AThis machine halts on every possible input
BThis machine computes the squaring function (outputs n² on input n for all n)
CThis machine's description contains exactly 47 states
DThis machine ever outputs the string '42' on any input
Option C is syntactic — it depends only on the machine's description (count the states, compare to 47) and can be decided by reading the description without any simulation. It does not depend on what the machine computes. The other three are semantic: they make claims about the machine's behavior over all inputs or over all outputs. Rice's theorem applies to all three, making them undecidable. The key diagnostic question is: could you decide this property by inspecting the machine description alone, without running it?
Question 3 True / False
Rice's theorem implies that most questions about program behavior are undecidable, which means static analysis tools like type checkers and linters are fundamentally useless.
TTrue
FFalse
Answer: False
Rice's theorem rules out general algorithms that decide a property for ALL programs. Static analysis tools are useful precisely because they work on decidable approximations: they analyze syntactic patterns, restrict to bounded inputs, over-approximate behaviors (accepting some false positives or negatives), or restrict to specific program structures like type-annotated code. Rice's theorem explains why no tool can be simultaneously sound (no false negatives), complete (no false positives), and fully general — not why no useful tool can exist.
Question 4 True / False
The property 'Does this Turing machine accept any input at all?' is a semantic, non-trivial property to which Rice's theorem applies, making it undecidable.
TTrue
FFalse
Answer: True
Whether a machine accepts any input is a claim about its computed language — a semantic property (depends on behavior, not description). It is non-trivial: the machine that immediately halts and rejects every input has an empty language; the machine that accepts any input containing the letter 'a' does not. Since both conditions for Rice's theorem hold, the emptiness problem for Turing machines is undecidable. (This contrasts with finite automata, where emptiness is decidable because FSAs cannot simulate arbitrary computation.)
Question 5 Short Answer
Explain the distinction between semantic and syntactic properties of Turing machines, and why correctly classifying a property is the critical first step in applying Rice's theorem.
Think about your answer, then reveal below.
Model answer: A syntactic property depends only on the machine's description — its states, transitions, and tape alphabet — and can be checked without running the machine.
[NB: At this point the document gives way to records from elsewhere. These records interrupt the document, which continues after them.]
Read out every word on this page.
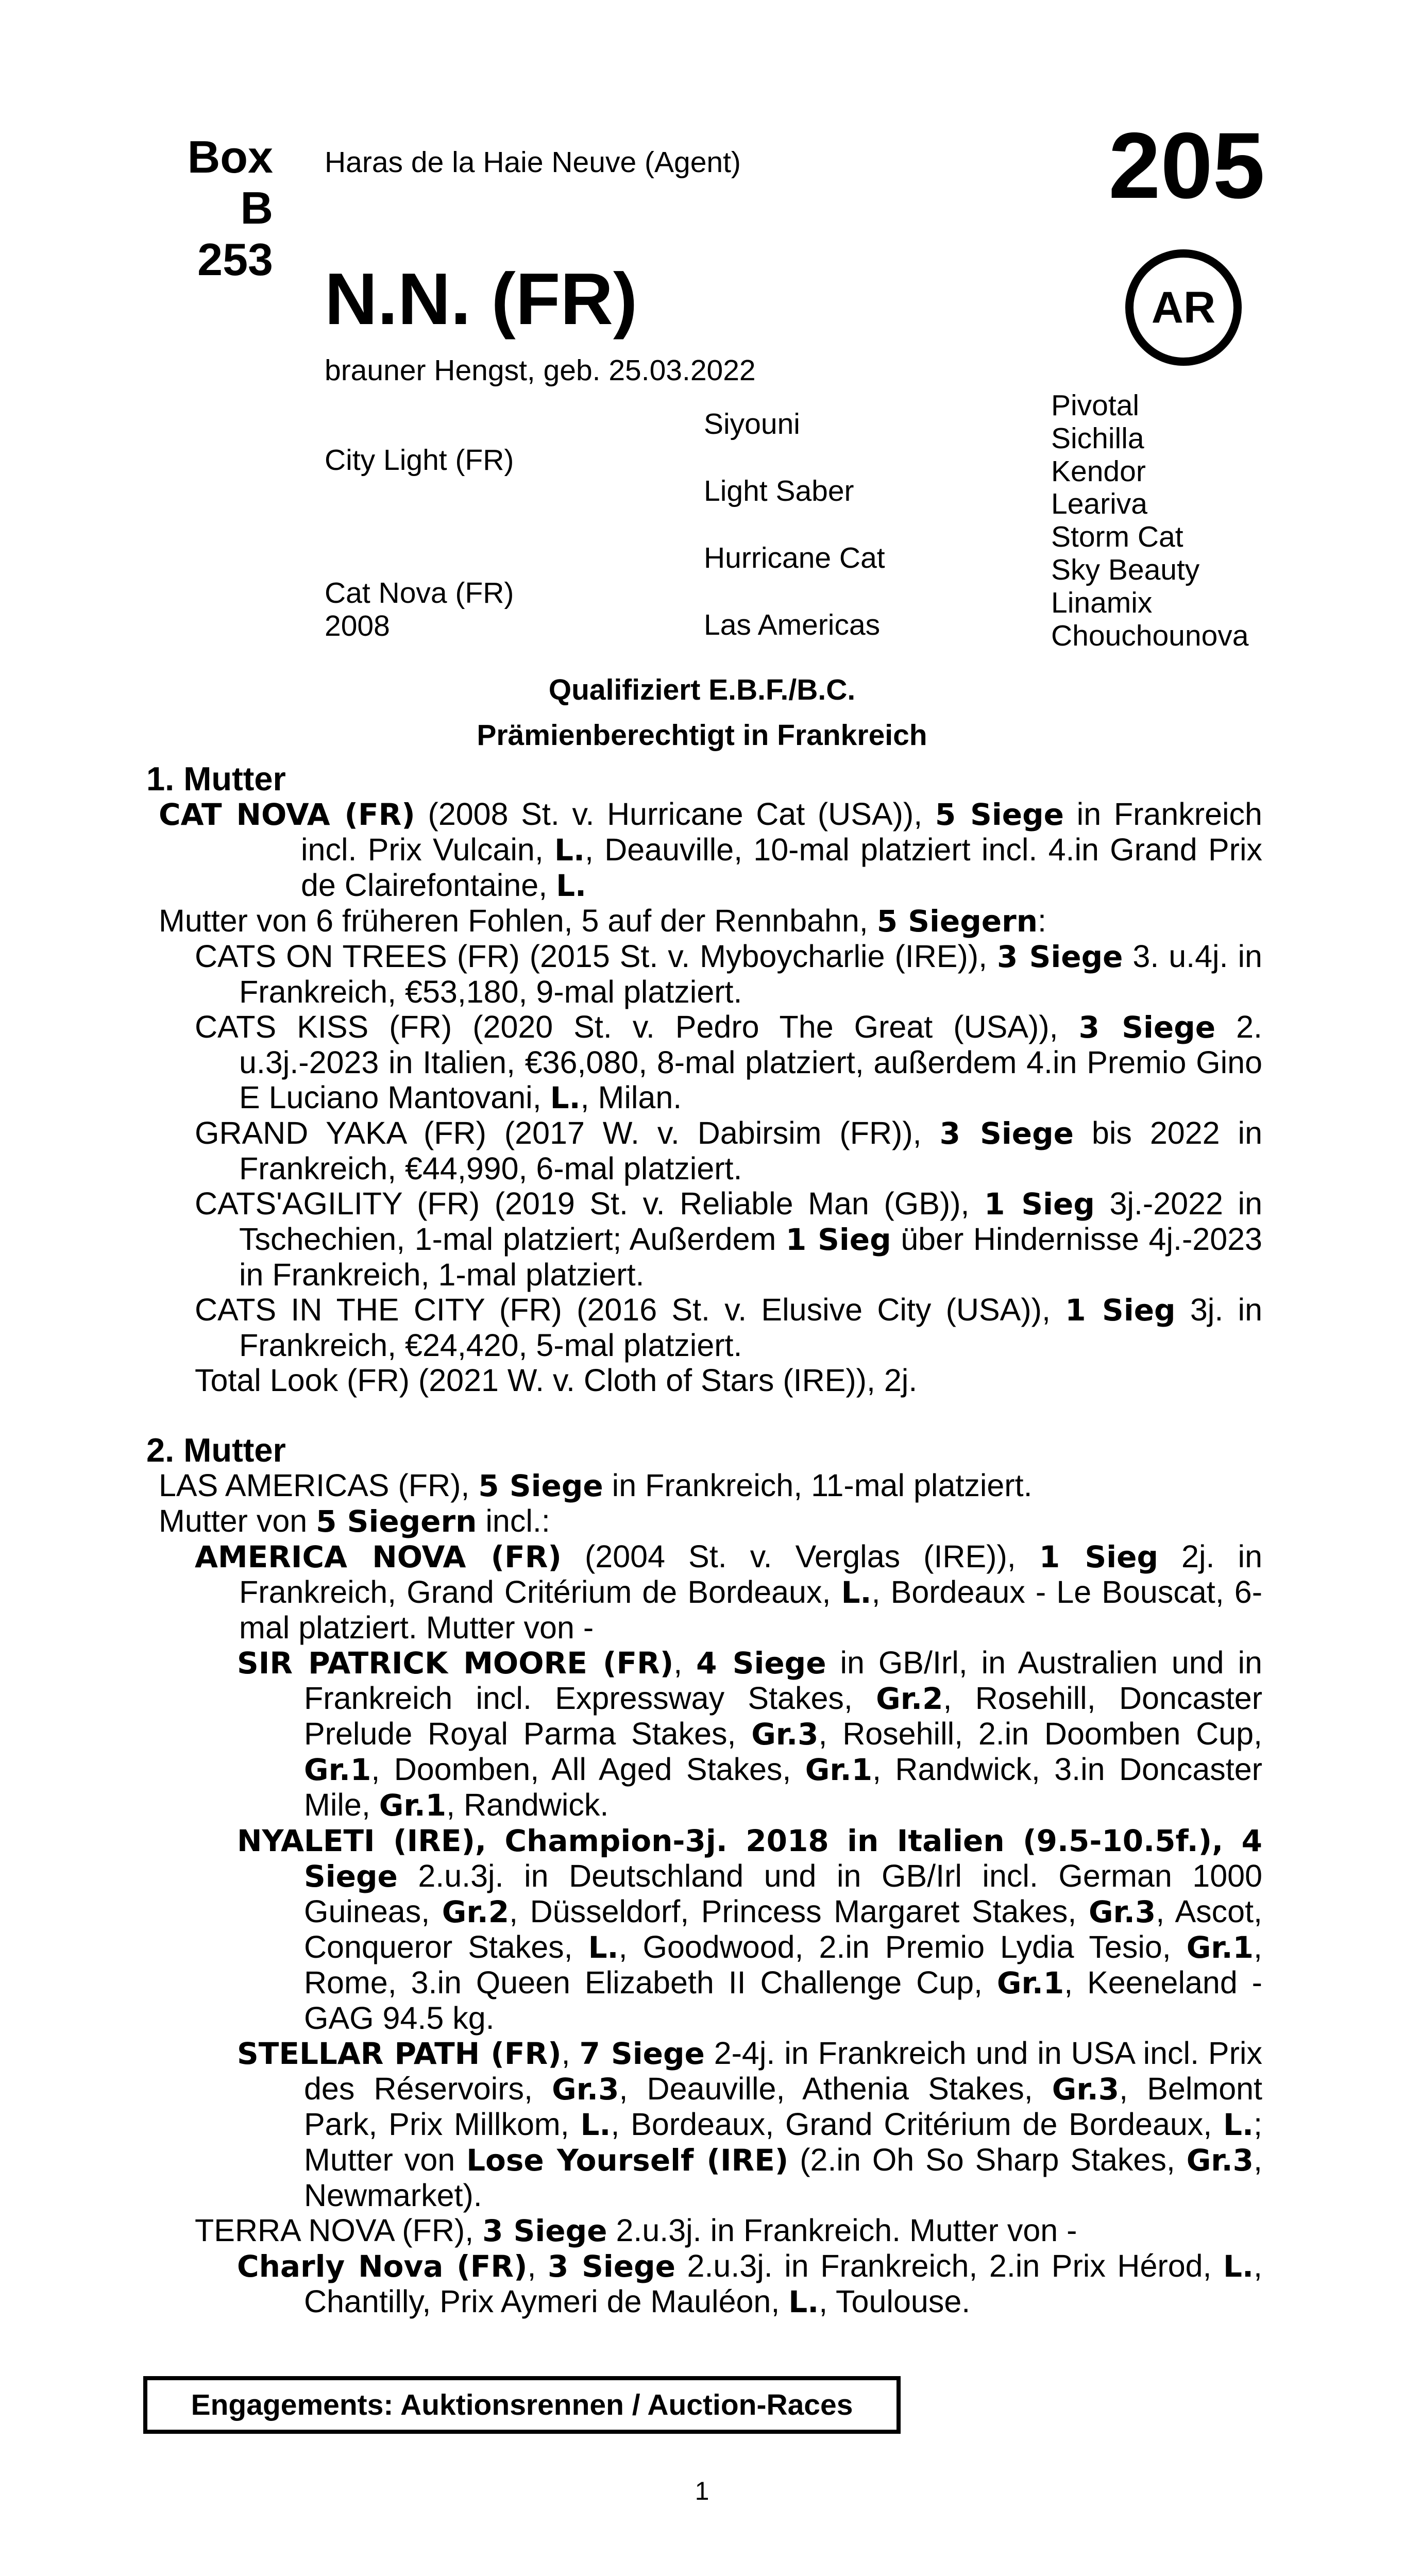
Box
B 253
Haras de la Haie Neuve (Agent)	205
AR
N.N. (FR)
brauner Hengst, geb. 25.03.2022
City Light (FR)
Cat Nova (FR)
2008
Siyouni
Light Saber
Hurricane Cat
Las Americas
Pivotal
Sichilla
Kendor
Leariva
Storm Cat
Sky Beauty
Linamix
Chouchounova
Qualifiziert E.B.F./B.C.
Prämienberechtigt in Frankreich

1. Mutter

CAT NOVA (FR) (2008 St. v. Hurricane Cat (USA)), 5 Siege in Frankreich incl. Prix Vulcain, L., Deauville, 10-mal platziert incl. 4.in Grand Prix de Clairefontaine, L.

Mutter von 6 früheren Fohlen, 5 auf der Rennbahn, 5 Siegern:

CATS ON TREES (FR) (2015 St. v. Myboycharlie (IRE)), 3 Siege 3. u.4j. in Frankreich, €53,180, 9-mal platziert.

CATS KISS (FR) (2020 St. v. Pedro The Great (USA)), 3 Siege 2. u.3j.-2023 in Italien, €36,080, 8-mal platziert, außerdem 4.in Premio Gino E Luciano Mantovani, L., Milan.

GRAND YAKA (FR) (2017 W. v. Dabirsim (FR)), 3 Siege bis 2022 in Frankreich, €44,990, 6-mal platziert.

CATS'AGILITY (FR) (2019 St. v. Reliable Man (GB)), 1 Sieg 3j.-2022 in Tschechien, 1-mal platziert; Außerdem 1 Sieg über Hindernisse 4j.-2023 in Frankreich, 1-mal platziert.

CATS IN THE CITY (FR) (2016 St. v. Elusive City (USA)), 1 Sieg 3j. in Frankreich, €24,420, 5-mal platziert.

Total Look (FR) (2021 W. v. Cloth of Stars (IRE)), 2j.

2. Mutter

LAS AMERICAS (FR), 5 Siege in Frankreich, 11-mal platziert.

Mutter von 5 Siegern incl.:

AMERICA NOVA (FR) (2004 St. v. Verglas (IRE)), 1 Sieg 2j. in Frankreich, Grand Critérium de Bordeaux, L., Bordeaux - Le Bouscat, 6-mal platziert. Mutter von -

SIR PATRICK MOORE (FR), 4 Siege in GB/Irl, in Australien und in Frankreich incl. Expressway Stakes, Gr.2, Rosehill, Doncaster Prelude Royal Parma Stakes, Gr.3, Rosehill, 2.in Doomben Cup, Gr.1, Doomben, All Aged Stakes, Gr.1, Randwick, 3.in Doncaster Mile, Gr.1, Randwick.

NYALETI (IRE), Champion-3j. 2018 in Italien (9.5-10.5f.), 4 Siege 2.u.3j. in Deutschland und in GB/Irl incl. German 1000 Guineas, Gr.2, Düsseldorf, Princess Margaret Stakes, Gr.3, Ascot, Conqueror Stakes, L., Goodwood, 2.in Premio Lydia Tesio, Gr.1, Rome, 3.in Queen Elizabeth II Challenge Cup, Gr.1, Keeneland - GAG 94.5 kg.

STELLAR PATH (FR), 7 Siege 2-4j. in Frankreich und in USA incl. Prix des Réservoirs, Gr.3, Deauville, Athenia Stakes, Gr.3, Belmont Park, Prix Millkom, L., Bordeaux, Grand Critérium de Bordeaux, L.; Mutter von Lose Yourself (IRE) (2.in Oh So Sharp Stakes, Gr.3, Newmarket).

TERRA NOVA (FR), 3 Siege 2.u.3j. in Frankreich. Mutter von -

Charly Nova (FR), 3 Siege 2.u.3j. in Frankreich, 2.in Prix Hérod, L., Chantilly, Prix Aymeri de Mauléon, L., Toulouse.

Engagements: Auktionsrennen / Auction-Races
1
Example: 'this machine has more than 100 states' is decidable by reading the description. A semantic property depends on the function computed — the machine's input-output behavior over all possible inputs. Example: 'this machine halts on all inputs' requires knowing what happens over infinitely many runs. Rice's theorem applies only to semantic properties that are non-trivial. Misclassifying a syntactic property as semantic (or vice versa) leads to wrong undecidability conclusions.
This classification skill is the core practical application of Rice's theorem. Before invoking it, ask: does this property depend on what the machine *does* (semantic) or on how it is *built* (syntactic)? If semantic and non-trivial (some machines have it, some don't), Rice's theorem immediately gives undecidability with no reduction needed. Many questions in software verification — correctness, specification conformance, absence of bugs — are semantic, which is why Rice's theorem sets the fundamental ceiling for automated analysis.